Люц не ведала его точный маршрут, а о пристрастиях шестого догадывалась лишь из ворчания Орфея на лекциях (мол, принц не берёт его с собой, а это не безопасно и бла-бла-бла). Ну и, видела его иногда… как сейчас. Когда им обоим одновременно приспичивает вырваться из душных каменных стен на волю.
Только раньше на «прогулках» они никогда не пересекались. Вот так. Лицом к лицу.
Далеон заметил её.
Замедлился.
Замер в пяти шагах.
Вспышка молнии. Раскат, пробирающий до мурашек. И первые ледяные капли упали на макушку, забарабанили по листьям, траве, плечам.
Начался ливень.
А они просто молча стояли напротив друг друга и смотрели. Неподвижно. Безотрывно. Без тени улыбки.
Думали ли они об одном и том же? Вспоминал ли Далеон тот день, когда чуть не утопил её, как сейчас воспоминала Люция? Она не знала.
Но в обыкновенно хищном лице его девушке мерещилось сожаление, горечь, печаль. Словно он утомился враждовать с ней и… раскаялся?
«Ха-ха» – мысленно рассмеялась Люц, но губы её не дрогнули. На скулах заходили желваки.
Она ни за что не простит его. Даже если он встанет на колени и взмолится.
Да и бред это.
Раскаяние? П-фф! Оно не ведомо шестому. Как и любому Ванитасу.
Их с пелёнок учат: не сожалеть ни об одном своём поступке. Действовать, делать выводы, а если оплошал – не повторять ту же ошибку в будущем.
Но разве Далеон прекратил свои издевательства?
И кое-что ещё Люция теперь отчетливо улавливала в его взоре…

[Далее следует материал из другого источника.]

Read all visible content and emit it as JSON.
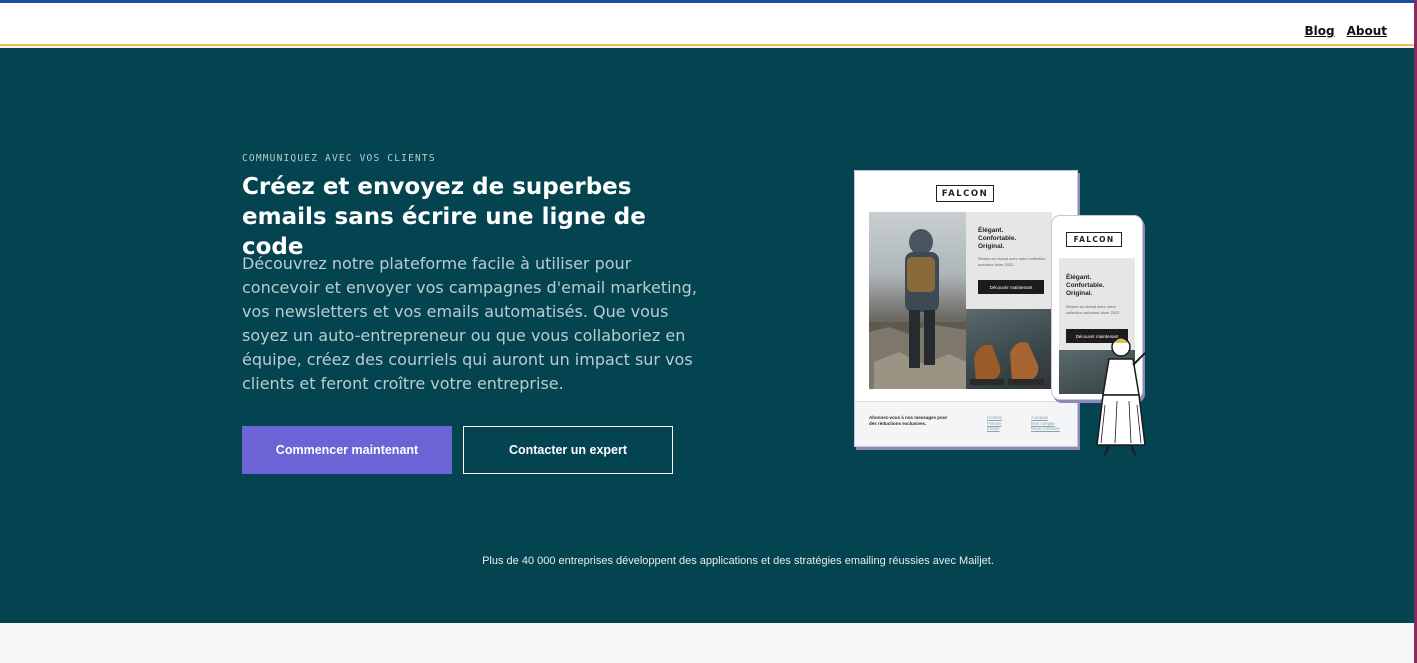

И какой бы дурой не претворялась, как бы не отмахивалась от якобы бредовых идей, догадывалась, почему зрачки деймонов сужаются в линии. Они не проходили этого на уроках анатомии, но сложить два и два – не сложно.
Вариантов немного: жажда крови и вожделение.
А сейчас принц явно не «крови» её жаждал. И легко представить, что видел под её промокшей ночной сорочкой.
Люции снова захотелось рассмеяться, злорадно и громко. Но она сдержалась, проглотила внезапную горечь на языке и даже прикрыться не попыталась.
Он хотел её.
Хотел и не мог получить.
И злился.
А она?..
Похоже, Далеон не увидел в её отрешённо-задумчивом лице желанного ответа. Впился когтями в ладони и направился дальше в лес, ни разу не обернувшись.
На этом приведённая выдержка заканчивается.